Authors: Susan Olivia, Monash University, and John Gibson, University of Waikato
The consumer price index (CPI) is widely used to convert nominal figures of income and economic growth into real ones by adjusting for changes in the cost of living.
But in fast-growing countries subject to periodic price shocks, such as Indonesia, the CPI may not be the most reliable tool to measure the changing cost of living and changes in real income.
The CPI tends to overstate rises in the true cost of living because it ignores substitution between goods as relative prices change. The CPI also ignores changes in consumer shopping patterns such as shifting to cheaper outlets. Finally, changes in product quality and the availability of new goods can lead to distorted CPI figures too, because the index does not always capture the associated savings. International evidence suggests that the CPI exaggerates increases in the cost of living in a range of countries.
This bias may be especially relevant for Indonesia. The country has suffered a number of price shocks, and this makes it difficult for statisticians to keep up with substitution between goods and changes in access to new — and cheaper — goods.
The Indonesian CPI is a modified Laspeyres index that measures the price of a range of goods and services over a particular period. But given significant price shocks since 1993, the CPI should not be relied on as a sole measure of the changing cost of living.
For example, in September 1998, during the Asian Financial Crisis and its immediate aftermath, the year-on-year inflation rate exceeded 50 per cent. After February 1999 the inflation rate stabilised, but the removal of fuel price subsidies in late 2005 caused the inflation rate to approach 18 per cent. By 2000, according to the CPI the price level faced by households was almost three times as high as in 1993. By 2008, households confronted prices over five times higher than in 1993.
These substantial rises in prices make it very difficult to accurately measure the cost of living using the CPI alone. But by inferring the true cost of living directly from consumer behaviour it is possible to quantify the bias in the CPI as a cost of living indicator. The consumer behaviour relied on is that as real income rises over time, and provided that all else stays equal, the share of the budget that is allocated to food will fall. This means that any movement in food share can be used as an indicator of change in real income.
Recent research finds that the CPI in Indonesia understated the rise in the cost of living during the Asian Financial Crisis.
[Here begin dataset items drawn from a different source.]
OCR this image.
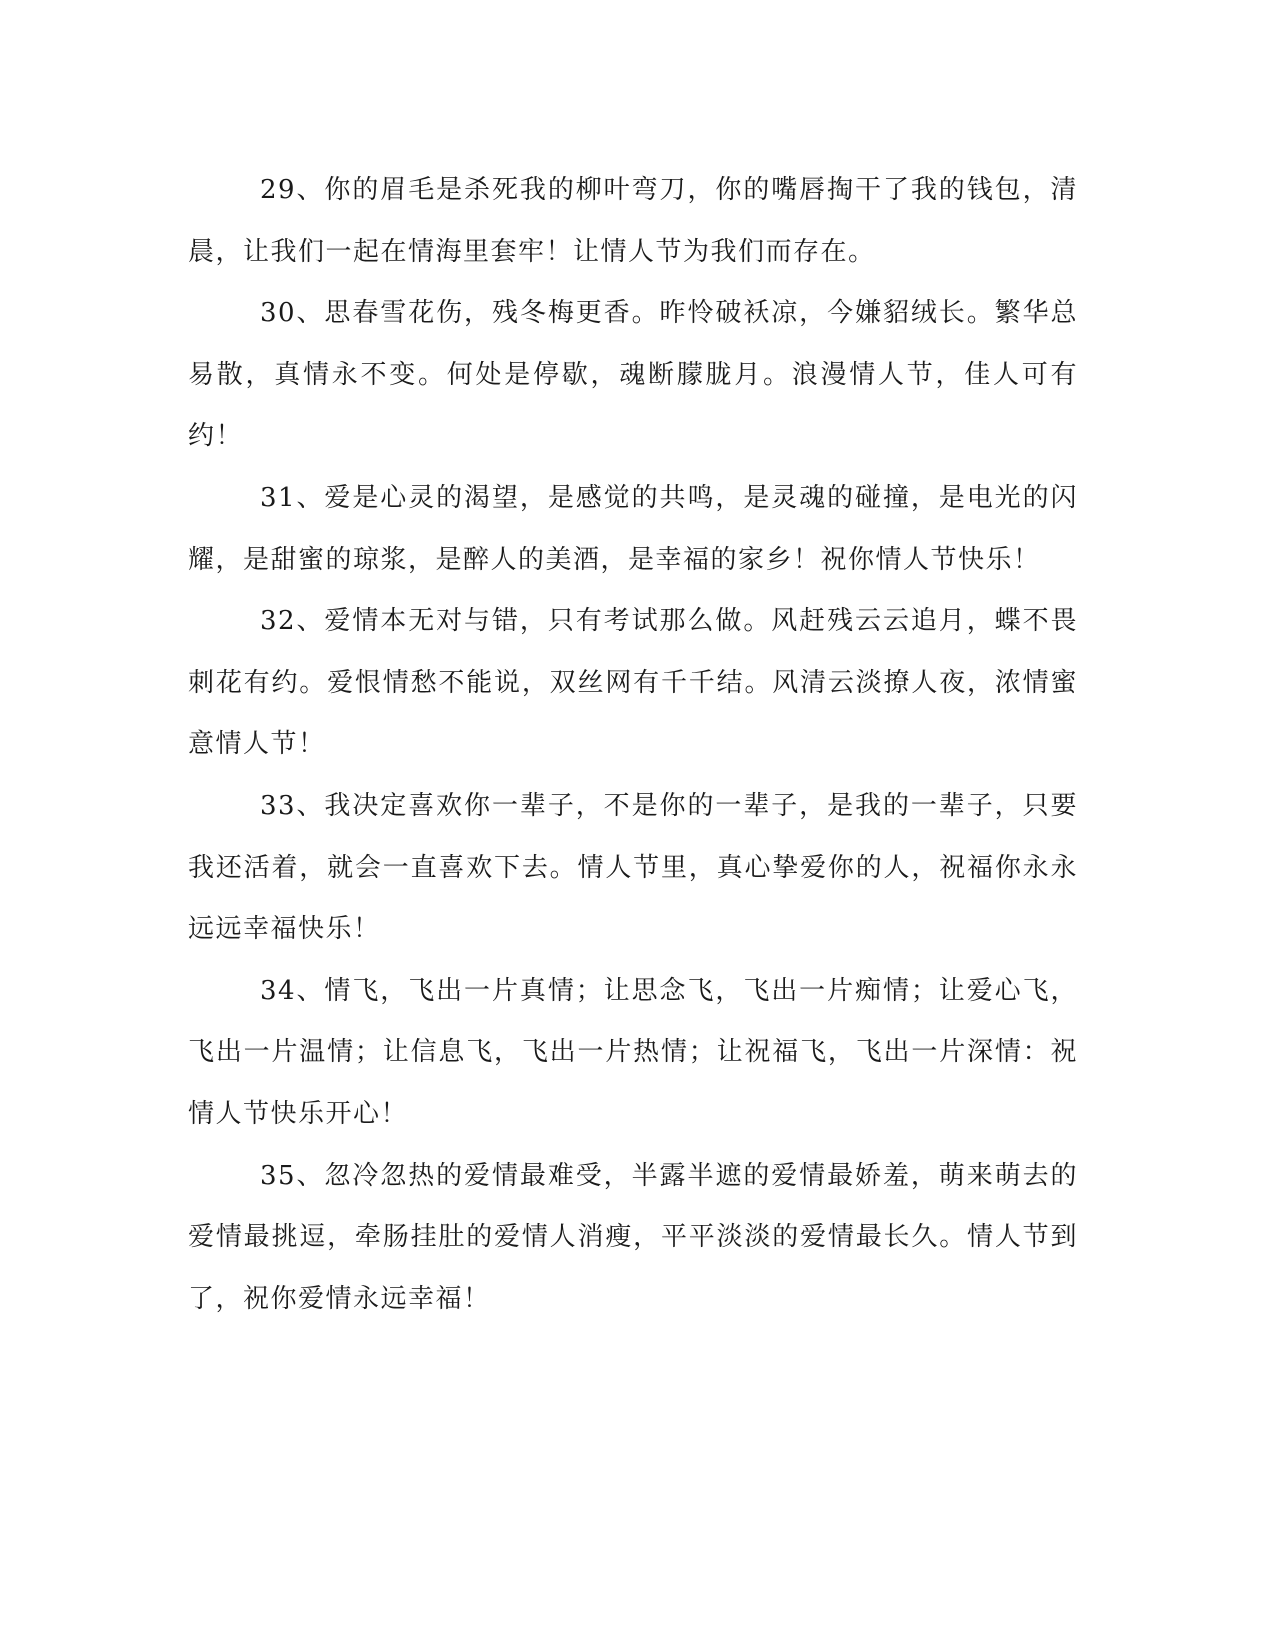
29、你的眉毛是杀死我的柳叶弯刀，你的嘴唇掏干了我的钱包，清晨，让我们一起在情海里套牢！让情人节为我们而存在。

30、思春雪花伤，残冬梅更香。昨怜破袄凉，今嫌貂绒长。繁华总易散，真情永不变。何处是停歇，魂断朦胧月。浪漫情人节，佳人可有约！

31、爱是心灵的渴望，是感觉的共鸣，是灵魂的碰撞，是电光的闪耀，是甜蜜的琼浆，是醉人的美酒，是幸福的家乡！祝你情人节快乐！

32、爱情本无对与错，只有考试那么做。风赶残云云追月，蝶不畏刺花有约。爱恨情愁不能说，双丝网有千千结。风清云淡撩人夜，浓情蜜意情人节！

33、我决定喜欢你一辈子，不是你的一辈子，是我的一辈子，只要我还活着，就会一直喜欢下去。情人节里，真心挚爱你的人，祝福你永永远远幸福快乐！

34、情飞，飞出一片真情；让思念飞，飞出一片痴情；让爱心飞，飞出一片温情；让信息飞，飞出一片热情；让祝福飞，飞出一片深情：祝情人节快乐开心！

35、忽冷忽热的爱情最难受，半露半遮的爱情最娇羞，萌来萌去的爱情最挑逗，牵肠挂肚的爱情人消瘦，平平淡淡的爱情最长久。情人节到了，祝你爱情永远幸福！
From 2000 to 2008, on the other hand, the CPI has consistently overstated the rise in the cost of living.
Since 2000 the share of the household budget that goes to food has substantially declined. This decline suggests that households in urban Indonesia have been getting richer at a faster rate than is implied by the rate of growth in CPI-deflated income. Between 1993 and 2008, for example, this CPI bias averaged four percentage points annually. This is equivalent to almost one-third of the average annual rate of inflation over the same period.
So what does this mean for Indonesia? Firstly, Indonesian families are getting richer faster than the official data suggest. Secondly, the Asian Financial Crisis hit Indonesian households more severely than the official record lets on.
The bias is particularly important for policy makers. The central bank of Indonesia has targeted inflation since 2001. Some have suggested that if the goal of an inflation target is to preserve the value of money, then the bank should aim for CPI increases that equal the rate of positive bias in the CPI. But this is not necessarily appropriate for Indonesia because the CPI bias is simply too volatile to provide a practical basis for setting an inflation target. And, in any case, the only bias measured so far concerns changing living standards over time, which is subtly different from changes in the value of money over time.
The CPI is widely used to measure inflation, but it doesn’t accurately reflect long-run changes in the cost of living. Alternative measures suggest that real living standards of Indonesians are rising at a faster rate than previously thought.
Susan Olivia is Research Fellow at the Department of Econometrics and Business Statistics, Monash University.
John Gibson is Professor at the Department of Economics, University of Waikato.